Nadeen Youhanan, Japleen Kaur, Andrew Hall, Krisha Bagga, Sean Patel, Anvit Sidhu, Ramez Alskaf, Zafeer Shaik, Paul E Gilbert, Daniel J Goble, Jody Corey-Bloom
Abstract
Open AccessBackground: Balance impairment may begin prior to motor diagnosis in Huntington's disease (HD) and is associated with an increased risk of falls-an important predictor of nursing home placement. Objective: To evaluate the ability of three balance measures to discriminate between Fallers and Non-Fallers and to estimate the likelihood of falling in HD patients. Methods: 125 gene-positive individuals were stratified into Fallers (n = 30) and Non-Fallers (n = 95) based on fall history. Participants completed a Total Body Sway (TBS) assessment using the BTrackS™ Balance Plate, Timed Up-and-Go (TUG), and Chair Sit-to-Stand Test (CST). Group differences were analyzed with Mann-Whitney U test. ROC curve analysis was used to calculate likelihood ratios (LRs) for each assessment's ability to distinguish Fallers from Non-Fallers. Results: Fallers demonstrated significantly higher TBS scores compared to Non-Fallers (p < 0.001), while differences on TUG (p = 0.098) and CST (p = 1.00) were not significant. TBS yielded the highest area under the curve (AUC = 0.89, p < 0.001), followed by TUG (AUC = 0.66, p = 0.008), while CST did not discriminate between groups (AUC = 0.47, p = 0.617).
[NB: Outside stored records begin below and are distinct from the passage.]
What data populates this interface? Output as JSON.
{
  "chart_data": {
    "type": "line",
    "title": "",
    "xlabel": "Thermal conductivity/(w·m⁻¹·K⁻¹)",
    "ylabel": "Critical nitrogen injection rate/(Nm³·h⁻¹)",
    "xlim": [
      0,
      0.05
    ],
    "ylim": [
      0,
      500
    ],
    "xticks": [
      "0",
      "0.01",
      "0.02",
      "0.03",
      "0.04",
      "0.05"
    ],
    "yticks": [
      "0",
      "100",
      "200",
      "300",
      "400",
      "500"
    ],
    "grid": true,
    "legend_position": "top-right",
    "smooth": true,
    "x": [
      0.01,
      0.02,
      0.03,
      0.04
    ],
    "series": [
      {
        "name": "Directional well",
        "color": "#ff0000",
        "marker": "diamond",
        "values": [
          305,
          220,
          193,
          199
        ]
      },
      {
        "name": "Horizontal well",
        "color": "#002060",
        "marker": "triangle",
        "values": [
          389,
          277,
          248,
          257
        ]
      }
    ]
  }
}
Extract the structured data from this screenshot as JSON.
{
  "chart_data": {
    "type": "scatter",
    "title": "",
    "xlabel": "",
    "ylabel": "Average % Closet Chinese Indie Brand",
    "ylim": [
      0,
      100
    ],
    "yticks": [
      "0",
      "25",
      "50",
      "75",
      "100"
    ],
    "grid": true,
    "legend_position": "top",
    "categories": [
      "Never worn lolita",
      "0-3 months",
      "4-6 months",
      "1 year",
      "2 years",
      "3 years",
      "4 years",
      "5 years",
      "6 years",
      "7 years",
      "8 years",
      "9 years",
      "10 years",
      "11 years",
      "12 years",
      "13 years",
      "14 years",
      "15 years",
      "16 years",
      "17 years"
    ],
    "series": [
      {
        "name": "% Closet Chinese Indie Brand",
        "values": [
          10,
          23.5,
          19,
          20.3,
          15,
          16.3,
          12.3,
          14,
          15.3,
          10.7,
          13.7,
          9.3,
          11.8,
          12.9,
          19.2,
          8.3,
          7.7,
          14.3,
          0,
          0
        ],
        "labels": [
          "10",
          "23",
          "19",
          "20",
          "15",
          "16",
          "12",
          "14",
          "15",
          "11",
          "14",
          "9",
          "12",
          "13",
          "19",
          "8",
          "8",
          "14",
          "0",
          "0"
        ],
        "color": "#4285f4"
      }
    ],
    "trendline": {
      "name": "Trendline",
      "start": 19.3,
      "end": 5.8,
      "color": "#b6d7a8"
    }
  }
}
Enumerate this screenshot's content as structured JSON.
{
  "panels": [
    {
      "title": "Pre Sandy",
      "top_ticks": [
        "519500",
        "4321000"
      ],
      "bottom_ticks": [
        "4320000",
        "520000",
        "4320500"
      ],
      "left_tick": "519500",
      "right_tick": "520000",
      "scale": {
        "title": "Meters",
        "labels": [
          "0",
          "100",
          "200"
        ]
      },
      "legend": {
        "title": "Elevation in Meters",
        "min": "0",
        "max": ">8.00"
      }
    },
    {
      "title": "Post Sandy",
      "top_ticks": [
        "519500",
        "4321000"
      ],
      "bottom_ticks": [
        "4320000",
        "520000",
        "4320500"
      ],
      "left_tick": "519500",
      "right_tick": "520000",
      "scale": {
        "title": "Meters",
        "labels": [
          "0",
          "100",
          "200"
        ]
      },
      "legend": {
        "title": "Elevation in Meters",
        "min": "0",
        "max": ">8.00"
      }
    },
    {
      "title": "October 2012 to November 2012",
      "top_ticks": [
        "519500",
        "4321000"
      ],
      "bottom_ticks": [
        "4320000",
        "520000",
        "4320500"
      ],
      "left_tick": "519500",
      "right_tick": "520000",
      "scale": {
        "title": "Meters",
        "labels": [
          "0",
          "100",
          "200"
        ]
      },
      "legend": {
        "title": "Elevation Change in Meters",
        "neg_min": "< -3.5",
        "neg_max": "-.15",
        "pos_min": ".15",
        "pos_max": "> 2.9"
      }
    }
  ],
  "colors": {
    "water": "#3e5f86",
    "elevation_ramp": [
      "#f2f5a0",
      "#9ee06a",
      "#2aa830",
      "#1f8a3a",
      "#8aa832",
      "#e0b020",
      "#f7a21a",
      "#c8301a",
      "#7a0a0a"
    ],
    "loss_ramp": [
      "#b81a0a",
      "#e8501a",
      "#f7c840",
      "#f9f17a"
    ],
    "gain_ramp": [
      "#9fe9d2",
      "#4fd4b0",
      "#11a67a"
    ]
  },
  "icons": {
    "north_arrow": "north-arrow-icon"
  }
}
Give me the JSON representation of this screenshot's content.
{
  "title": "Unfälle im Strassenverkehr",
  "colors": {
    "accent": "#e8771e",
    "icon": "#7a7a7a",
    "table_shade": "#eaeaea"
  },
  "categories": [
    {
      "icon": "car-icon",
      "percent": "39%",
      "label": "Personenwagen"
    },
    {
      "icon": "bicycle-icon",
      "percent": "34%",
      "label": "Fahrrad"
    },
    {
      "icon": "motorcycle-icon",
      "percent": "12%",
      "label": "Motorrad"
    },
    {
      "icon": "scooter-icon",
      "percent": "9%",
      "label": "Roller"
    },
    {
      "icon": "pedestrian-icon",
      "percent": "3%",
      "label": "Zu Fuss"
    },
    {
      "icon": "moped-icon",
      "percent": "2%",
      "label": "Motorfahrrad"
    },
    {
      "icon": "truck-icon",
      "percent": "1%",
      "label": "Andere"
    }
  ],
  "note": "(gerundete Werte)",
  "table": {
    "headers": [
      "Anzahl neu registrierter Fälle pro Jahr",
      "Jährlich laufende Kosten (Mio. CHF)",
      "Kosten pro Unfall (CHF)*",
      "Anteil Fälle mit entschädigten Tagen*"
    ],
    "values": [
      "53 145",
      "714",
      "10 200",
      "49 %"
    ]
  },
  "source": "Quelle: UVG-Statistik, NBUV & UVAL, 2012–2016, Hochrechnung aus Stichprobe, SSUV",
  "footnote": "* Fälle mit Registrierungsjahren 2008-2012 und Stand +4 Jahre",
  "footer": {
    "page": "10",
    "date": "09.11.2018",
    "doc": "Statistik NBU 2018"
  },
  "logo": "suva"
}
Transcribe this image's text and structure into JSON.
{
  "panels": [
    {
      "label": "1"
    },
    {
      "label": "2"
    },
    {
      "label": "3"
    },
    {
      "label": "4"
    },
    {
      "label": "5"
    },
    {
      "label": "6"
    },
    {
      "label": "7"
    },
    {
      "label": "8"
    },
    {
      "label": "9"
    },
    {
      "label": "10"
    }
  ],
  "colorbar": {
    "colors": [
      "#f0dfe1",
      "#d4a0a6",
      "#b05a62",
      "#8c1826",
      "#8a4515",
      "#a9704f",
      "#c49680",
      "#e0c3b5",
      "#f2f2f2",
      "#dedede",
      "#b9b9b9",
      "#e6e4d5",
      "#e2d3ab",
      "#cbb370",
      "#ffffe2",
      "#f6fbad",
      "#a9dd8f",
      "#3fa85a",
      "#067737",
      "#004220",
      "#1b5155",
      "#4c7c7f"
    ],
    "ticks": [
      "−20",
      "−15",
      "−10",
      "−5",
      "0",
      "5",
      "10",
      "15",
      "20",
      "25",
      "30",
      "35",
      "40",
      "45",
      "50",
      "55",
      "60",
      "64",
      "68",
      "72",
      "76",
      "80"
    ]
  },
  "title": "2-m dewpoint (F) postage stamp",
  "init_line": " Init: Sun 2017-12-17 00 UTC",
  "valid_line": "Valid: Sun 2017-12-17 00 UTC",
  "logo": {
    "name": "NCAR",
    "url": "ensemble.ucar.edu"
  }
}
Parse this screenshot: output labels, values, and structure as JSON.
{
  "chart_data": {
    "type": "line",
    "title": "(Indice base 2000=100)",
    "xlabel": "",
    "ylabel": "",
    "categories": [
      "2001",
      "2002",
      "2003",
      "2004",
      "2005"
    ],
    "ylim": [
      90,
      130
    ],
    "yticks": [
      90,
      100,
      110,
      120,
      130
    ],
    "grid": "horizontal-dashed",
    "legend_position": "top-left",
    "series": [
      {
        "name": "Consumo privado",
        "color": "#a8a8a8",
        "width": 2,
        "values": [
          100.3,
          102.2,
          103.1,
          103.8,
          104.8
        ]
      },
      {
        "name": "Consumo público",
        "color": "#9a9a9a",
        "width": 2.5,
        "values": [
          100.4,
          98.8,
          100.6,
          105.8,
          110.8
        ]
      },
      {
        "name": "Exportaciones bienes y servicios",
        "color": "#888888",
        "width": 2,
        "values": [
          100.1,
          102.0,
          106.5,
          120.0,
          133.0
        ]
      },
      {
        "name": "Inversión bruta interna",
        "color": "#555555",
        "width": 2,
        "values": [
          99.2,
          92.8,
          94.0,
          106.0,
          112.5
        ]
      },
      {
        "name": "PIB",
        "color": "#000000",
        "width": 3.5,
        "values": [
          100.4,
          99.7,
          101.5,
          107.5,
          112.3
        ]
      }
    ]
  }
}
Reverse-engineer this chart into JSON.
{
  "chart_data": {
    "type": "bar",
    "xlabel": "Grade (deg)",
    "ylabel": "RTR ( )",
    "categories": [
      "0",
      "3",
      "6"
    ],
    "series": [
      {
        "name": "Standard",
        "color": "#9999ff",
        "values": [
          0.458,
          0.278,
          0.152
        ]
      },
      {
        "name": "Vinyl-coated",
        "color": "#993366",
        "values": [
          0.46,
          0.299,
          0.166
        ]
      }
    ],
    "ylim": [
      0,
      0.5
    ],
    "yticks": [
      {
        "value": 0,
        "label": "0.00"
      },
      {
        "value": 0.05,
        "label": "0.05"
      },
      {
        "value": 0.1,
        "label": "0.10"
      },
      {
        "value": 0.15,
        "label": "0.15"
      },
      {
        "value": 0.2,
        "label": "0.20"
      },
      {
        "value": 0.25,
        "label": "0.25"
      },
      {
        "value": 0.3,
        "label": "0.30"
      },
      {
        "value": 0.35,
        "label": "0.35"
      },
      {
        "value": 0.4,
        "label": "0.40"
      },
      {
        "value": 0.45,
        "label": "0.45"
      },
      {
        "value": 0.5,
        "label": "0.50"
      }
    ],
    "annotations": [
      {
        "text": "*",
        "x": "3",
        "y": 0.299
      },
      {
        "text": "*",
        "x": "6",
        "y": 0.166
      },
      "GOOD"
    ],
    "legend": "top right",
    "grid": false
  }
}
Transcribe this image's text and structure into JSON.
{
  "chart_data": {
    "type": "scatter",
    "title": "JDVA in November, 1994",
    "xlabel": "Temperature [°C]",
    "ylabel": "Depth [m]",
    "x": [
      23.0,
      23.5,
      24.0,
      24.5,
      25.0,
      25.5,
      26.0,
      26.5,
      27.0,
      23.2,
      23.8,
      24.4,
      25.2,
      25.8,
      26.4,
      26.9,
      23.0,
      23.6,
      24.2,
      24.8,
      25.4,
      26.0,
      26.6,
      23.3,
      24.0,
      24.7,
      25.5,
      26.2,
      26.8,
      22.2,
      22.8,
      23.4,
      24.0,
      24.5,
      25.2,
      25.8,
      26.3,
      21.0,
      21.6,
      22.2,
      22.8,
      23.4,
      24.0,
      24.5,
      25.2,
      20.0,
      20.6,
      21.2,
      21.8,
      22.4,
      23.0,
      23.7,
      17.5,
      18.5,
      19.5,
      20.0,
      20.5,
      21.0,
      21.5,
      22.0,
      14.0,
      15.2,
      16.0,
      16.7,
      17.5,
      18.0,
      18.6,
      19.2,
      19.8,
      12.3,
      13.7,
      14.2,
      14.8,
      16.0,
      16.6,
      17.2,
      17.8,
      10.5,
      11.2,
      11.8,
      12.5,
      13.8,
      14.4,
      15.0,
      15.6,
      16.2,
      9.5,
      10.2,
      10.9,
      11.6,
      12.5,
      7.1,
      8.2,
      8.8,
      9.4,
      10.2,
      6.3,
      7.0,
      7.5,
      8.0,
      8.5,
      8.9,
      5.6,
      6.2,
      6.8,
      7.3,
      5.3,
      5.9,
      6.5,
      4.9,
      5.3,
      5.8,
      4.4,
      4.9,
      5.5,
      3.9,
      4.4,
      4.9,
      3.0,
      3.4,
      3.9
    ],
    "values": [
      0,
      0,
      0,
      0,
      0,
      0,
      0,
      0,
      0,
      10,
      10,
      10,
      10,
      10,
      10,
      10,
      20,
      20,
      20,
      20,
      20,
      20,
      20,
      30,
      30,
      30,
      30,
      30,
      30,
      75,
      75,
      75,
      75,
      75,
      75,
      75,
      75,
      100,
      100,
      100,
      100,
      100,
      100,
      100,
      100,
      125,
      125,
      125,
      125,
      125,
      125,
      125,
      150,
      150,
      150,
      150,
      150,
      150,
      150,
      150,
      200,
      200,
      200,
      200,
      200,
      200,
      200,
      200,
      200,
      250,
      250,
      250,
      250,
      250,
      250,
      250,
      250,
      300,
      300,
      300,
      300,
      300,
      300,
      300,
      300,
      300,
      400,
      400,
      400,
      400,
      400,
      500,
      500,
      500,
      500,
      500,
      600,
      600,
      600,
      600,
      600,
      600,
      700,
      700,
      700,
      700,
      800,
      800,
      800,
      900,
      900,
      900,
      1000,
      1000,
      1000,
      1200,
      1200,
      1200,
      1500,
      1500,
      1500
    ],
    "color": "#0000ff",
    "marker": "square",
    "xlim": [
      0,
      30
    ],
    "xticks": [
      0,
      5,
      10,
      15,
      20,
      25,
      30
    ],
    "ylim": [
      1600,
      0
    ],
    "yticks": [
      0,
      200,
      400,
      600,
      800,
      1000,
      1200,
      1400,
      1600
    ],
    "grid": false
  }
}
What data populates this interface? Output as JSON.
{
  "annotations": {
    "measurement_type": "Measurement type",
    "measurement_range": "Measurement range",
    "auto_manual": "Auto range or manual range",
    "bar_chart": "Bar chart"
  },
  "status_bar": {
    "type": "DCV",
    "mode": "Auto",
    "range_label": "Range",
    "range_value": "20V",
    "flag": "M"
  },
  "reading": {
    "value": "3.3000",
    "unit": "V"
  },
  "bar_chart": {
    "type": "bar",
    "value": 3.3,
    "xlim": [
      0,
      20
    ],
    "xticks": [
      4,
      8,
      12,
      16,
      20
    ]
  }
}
TBS also demonstrated superior diagnostic utility (LR+ = 5.06; LR- = 0.24) compared to TUG (LR+ = 3.41; LR- = 0.62) and CST (LR+ = 1.59; LR- = 0.90). Conclusion: TBS and, to a lesser extent, TUG are valid tools for identifying individuals at risk of falling in HD. In contrast, the CST may not be an effective clinical measure in this regard.